I woke this morning at peace. I had accepted the fact that the Texas Rangers would lose this World Series as soon as that home run ball left David Freese’s bat. I spent most of Friday in a state of mourning, but had come to terms with it as I listened to Game 7 on my phone while covering a high school football game.
Following the Rangers has always been about disappointment. But, in the past, the let down was spread across an entire season, like a slow, usually comical death. By the time it was over, you had already done your suffering. Game 6 was the opposite. I felt that the Cardinals had stabbed me in the heart, yet somehow kept me alive long enough to appreciate the pain. So, yeah, that sucked,
But I can thank Titus Andronicus for my sense of peace today. On my drive home from the stadium, I popped in their CD “The Monitor,” an angsty pseudo-concept album about the Civil War battle between the Monitor and the Merrimack. Or, an album tailor-made for me.
The back-to-back gut-punch of “No Future Part Three: Escape From No Future” and “Richard II” summed up my feelings about the Rangers. No future would be the team’s theme song with the final refrain “You will always be a loser” repeated a dozen or so times. It just took a bearded dude from Jersey to write it. But for as much as that song tore me down, “Richard II” built me up. The lyrics have nothing to do with baseball, and are pretty depressing, too, but the music uplifted me somehow. Rousing is what I’d call it.

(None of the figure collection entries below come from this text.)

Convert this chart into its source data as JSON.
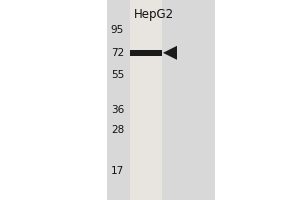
{
  "bg_color": "#ffffff",
  "outer_bg": "#c8c8c8",
  "gel_bg": "#d8d8d8",
  "lane_color": "#e8e5e0",
  "band_color": "#1a1a1a",
  "arrow_color": "#1a1a1a",
  "col_label": "HepG2",
  "mw_markers": [
    95,
    72,
    55,
    36,
    28,
    17
  ],
  "band_mw": 72,
  "fig_width": 3.0,
  "fig_height": 2.0,
  "dpi": 100,
  "label_fontsize": 7.5,
  "col_label_fontsize": 8.5
}
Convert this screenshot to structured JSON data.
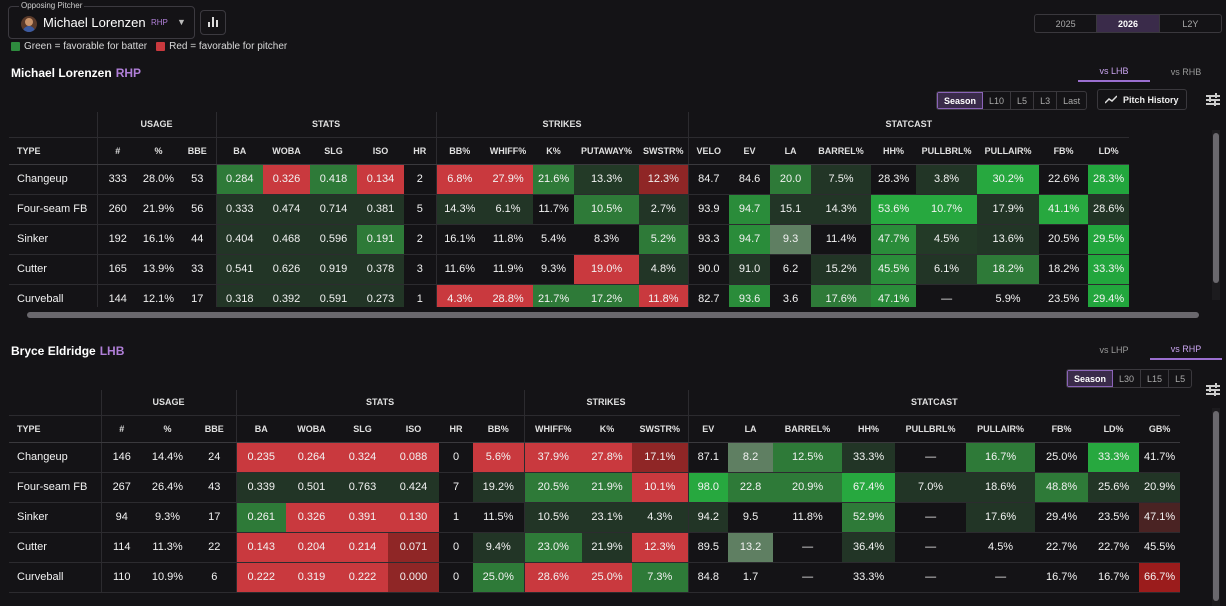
{
  "header": {
    "selector_label": "Opposing Pitcher",
    "pitcher_name": "Michael Lorenzen",
    "pitcher_hand": "RHP",
    "legend_green": "Green = favorable for batter",
    "legend_red": "Red = favorable for pitcher",
    "years": [
      "2025",
      "2026",
      "L2Y"
    ],
    "year_selected": "2026",
    "colors": {
      "accent": "#9b6fd0",
      "green": "#2e8b3e",
      "red": "#c9393e",
      "bg": "#141316"
    }
  },
  "pitcher": {
    "name": "Michael Lorenzen",
    "hand": "RHP",
    "tabs": [
      "vs LHB",
      "vs RHB"
    ],
    "tab_selected": "vs LHB",
    "filters": [
      "Season",
      "L10",
      "L5",
      "L3",
      "Last"
    ],
    "filter_selected": "Season",
    "history_label": "Pitch History",
    "groups": [
      {
        "label": "",
        "span": 1
      },
      {
        "label": "USAGE",
        "span": 3
      },
      {
        "label": "STATS",
        "span": 5
      },
      {
        "label": "STRIKES",
        "span": 5
      },
      {
        "label": "STATCAST",
        "span": 9
      }
    ],
    "columns": [
      "TYPE",
      "#",
      "%",
      "BBE",
      "BA",
      "WOBA",
      "SLG",
      "ISO",
      "HR",
      "BB%",
      "WHIFF%",
      "K%",
      "PUTAWAY%",
      "SWSTR%",
      "VELO",
      "EV",
      "LA",
      "BARREL%",
      "HH%",
      "PULLBRL%",
      "PULLAIR%",
      "FB%",
      "LD%"
    ],
    "rows": [
      [
        "Changeup",
        "333",
        "28.0%",
        "53",
        "0.284",
        "0.326",
        "0.418",
        "0.134",
        "2",
        "6.8%",
        "27.9%",
        "21.6%",
        "13.3%",
        "12.3%",
        "84.7",
        "84.6",
        "20.0",
        "7.5%",
        "28.3%",
        "3.8%",
        "30.2%",
        "22.6%",
        "28.3%"
      ],
      [
        "Four-seam FB",
        "260",
        "21.9%",
        "56",
        "0.333",
        "0.474",
        "0.714",
        "0.381",
        "5",
        "14.3%",
        "6.1%",
        "11.7%",
        "10.5%",
        "2.7%",
        "93.9",
        "94.7",
        "15.1",
        "14.3%",
        "53.6%",
        "10.7%",
        "17.9%",
        "41.1%",
        "28.6%"
      ],
      [
        "Sinker",
        "192",
        "16.1%",
        "44",
        "0.404",
        "0.468",
        "0.596",
        "0.191",
        "2",
        "16.1%",
        "11.8%",
        "5.4%",
        "8.3%",
        "5.2%",
        "93.3",
        "94.7",
        "9.3",
        "11.4%",
        "47.7%",
        "4.5%",
        "13.6%",
        "20.5%",
        "29.5%"
      ],
      [
        "Cutter",
        "165",
        "13.9%",
        "33",
        "0.541",
        "0.626",
        "0.919",
        "0.378",
        "3",
        "11.6%",
        "11.9%",
        "9.3%",
        "19.0%",
        "4.8%",
        "90.0",
        "91.0",
        "6.2",
        "15.2%",
        "45.5%",
        "6.1%",
        "18.2%",
        "18.2%",
        "33.3%"
      ],
      [
        "Curveball",
        "144",
        "12.1%",
        "17",
        "0.318",
        "0.392",
        "0.591",
        "0.273",
        "1",
        "4.3%",
        "28.8%",
        "21.7%",
        "17.2%",
        "11.8%",
        "82.7",
        "93.6",
        "3.6",
        "17.6%",
        "47.1%",
        "—",
        "5.9%",
        "23.5%",
        "29.4%"
      ]
    ],
    "colors": [
      [
        "",
        "",
        "",
        "",
        "#2e7a38",
        "#c9393e",
        "#2e7a38",
        "#c9393e",
        "",
        "#c9393e",
        "#c9393e",
        "#2e7a38",
        "#233a27",
        "#8f2626",
        "",
        "",
        "#2e7a38",
        "#223526",
        "",
        "#223526",
        "#27a83f",
        "",
        "#22a63d"
      ],
      [
        "",
        "",
        "",
        "",
        "#223526",
        "#223526",
        "#223526",
        "#223526",
        "",
        "#223526",
        "#223526",
        "",
        "#2e7a38",
        "#223526",
        "",
        "#2a8c3a",
        "#223526",
        "#223526",
        "#27a83f",
        "#27a83f",
        "#223526",
        "#27a83f",
        "#223526"
      ],
      [
        "",
        "",
        "",
        "",
        "#223526",
        "#223526",
        "#223526",
        "#2e7a38",
        "",
        "",
        "",
        "",
        "",
        "#2e7a38",
        "",
        "#2a8c3a",
        "#5f7f62",
        "",
        "#2a8c3a",
        "#233a27",
        "#223526",
        "",
        "#22a63d"
      ],
      [
        "",
        "",
        "",
        "",
        "#223526",
        "#223526",
        "#223526",
        "#223526",
        "",
        "",
        "",
        "",
        "#c9393e",
        "#223526",
        "",
        "#223526",
        "",
        "#223526",
        "#2a8c3a",
        "#223526",
        "#2e7a38",
        "",
        "#22a63d"
      ],
      [
        "",
        "",
        "",
        "",
        "#223526",
        "#223526",
        "#223526",
        "#223526",
        "",
        "#c9393e",
        "#c9393e",
        "#2e7a38",
        "#2e7a38",
        "#c9393e",
        "",
        "#2a8c3a",
        "",
        "#2e7a38",
        "#2a8c3a",
        "",
        "",
        "",
        "#22a63d"
      ]
    ]
  },
  "batter": {
    "name": "Bryce Eldridge",
    "hand": "LHB",
    "tabs": [
      "vs LHP",
      "vs RHP"
    ],
    "tab_selected": "vs RHP",
    "filters": [
      "Season",
      "L30",
      "L15",
      "L5"
    ],
    "filter_selected": "Season",
    "groups": [
      {
        "label": "",
        "span": 1
      },
      {
        "label": "USAGE",
        "span": 3
      },
      {
        "label": "STATS",
        "span": 6
      },
      {
        "label": "STRIKES",
        "span": 3
      },
      {
        "label": "STATCAST",
        "span": 9
      }
    ],
    "columns": [
      "TYPE",
      "#",
      "%",
      "BBE",
      "BA",
      "WOBA",
      "SLG",
      "ISO",
      "HR",
      "BB%",
      "WHIFF%",
      "K%",
      "SWSTR%",
      "EV",
      "LA",
      "BARREL%",
      "HH%",
      "PULLBRL%",
      "PULLAIR%",
      "FB%",
      "LD%",
      "GB%"
    ],
    "rows": [
      [
        "Changeup",
        "146",
        "14.4%",
        "24",
        "0.235",
        "0.264",
        "0.324",
        "0.088",
        "0",
        "5.6%",
        "37.9%",
        "27.8%",
        "17.1%",
        "87.1",
        "8.2",
        "12.5%",
        "33.3%",
        "—",
        "16.7%",
        "25.0%",
        "33.3%",
        "41.7%"
      ],
      [
        "Four-seam FB",
        "267",
        "26.4%",
        "43",
        "0.339",
        "0.501",
        "0.763",
        "0.424",
        "7",
        "19.2%",
        "20.5%",
        "21.9%",
        "10.1%",
        "98.0",
        "22.8",
        "20.9%",
        "67.4%",
        "7.0%",
        "18.6%",
        "48.8%",
        "25.6%",
        "20.9%"
      ],
      [
        "Sinker",
        "94",
        "9.3%",
        "17",
        "0.261",
        "0.326",
        "0.391",
        "0.130",
        "1",
        "11.5%",
        "10.5%",
        "23.1%",
        "4.3%",
        "94.2",
        "9.5",
        "11.8%",
        "52.9%",
        "—",
        "17.6%",
        "29.4%",
        "23.5%",
        "47.1%"
      ],
      [
        "Cutter",
        "114",
        "11.3%",
        "22",
        "0.143",
        "0.204",
        "0.214",
        "0.071",
        "0",
        "9.4%",
        "23.0%",
        "21.9%",
        "12.3%",
        "89.5",
        "13.2",
        "—",
        "36.4%",
        "—",
        "4.5%",
        "22.7%",
        "22.7%",
        "45.5%"
      ],
      [
        "Curveball",
        "110",
        "10.9%",
        "6",
        "0.222",
        "0.319",
        "0.222",
        "0.000",
        "0",
        "25.0%",
        "28.6%",
        "25.0%",
        "7.3%",
        "84.8",
        "1.7",
        "—",
        "33.3%",
        "—",
        "—",
        "16.7%",
        "16.7%",
        "66.7%"
      ]
    ],
    "colors": [
      [
        "",
        "",
        "",
        "",
        "#c9393e",
        "#c9393e",
        "#c9393e",
        "#c9393e",
        "",
        "#c9393e",
        "#c9393e",
        "#c9393e",
        "#8f2626",
        "",
        "#5f7f62",
        "#2e7a38",
        "#223526",
        "",
        "#2e7a38",
        "",
        "#27a83f",
        ""
      ],
      [
        "",
        "",
        "",
        "",
        "#223526",
        "#223526",
        "#223526",
        "#223526",
        "",
        "#223526",
        "#2e7a38",
        "#2e7a38",
        "#c9393e",
        "#27a83f",
        "#2e7a38",
        "#2e7a38",
        "#27a83f",
        "#223526",
        "#223526",
        "#2e7a38",
        "#223526",
        "#223526"
      ],
      [
        "",
        "",
        "",
        "",
        "#2e7a38",
        "#c9393e",
        "#c9393e",
        "#c9393e",
        "",
        "",
        "#223526",
        "#223526",
        "#223526",
        "#223526",
        "",
        "",
        "#2e7a38",
        "",
        "#223526",
        "",
        "",
        "#4a2323"
      ],
      [
        "",
        "",
        "",
        "",
        "#c9393e",
        "#c9393e",
        "#c9393e",
        "#8f2626",
        "",
        "#223526",
        "#2e7a38",
        "#223526",
        "#c9393e",
        "",
        "#5f7f62",
        "",
        "#223526",
        "",
        "",
        "",
        "",
        ""
      ],
      [
        "",
        "",
        "",
        "",
        "#c9393e",
        "#c9393e",
        "#c9393e",
        "#8f2626",
        "",
        "#2e7a38",
        "#c9393e",
        "#c9393e",
        "#2e7a38",
        "",
        "",
        "",
        "",
        "",
        "",
        "",
        "",
        "#9b1c1c"
      ]
    ]
  }
}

Somehow, like a beer in the morning following a hard night of drinking, those two songs cured my World Series hangover. I’m OK with it. I wouldn’t trade this season for any other, terrible collapse or not. I’m already ready to debate Rob and Austin and Jim and Jose Bowe about whether or not C.J. Wilson is worth resigning (I think he is) or if we should pursue Albert Pujols (fuck you, Cardinals!) or if Jurickson Profar will save us all (he will).
So do yourself a favor, suffering Ranger fan, and listen to these two songs back-t0-back. You can thank me later.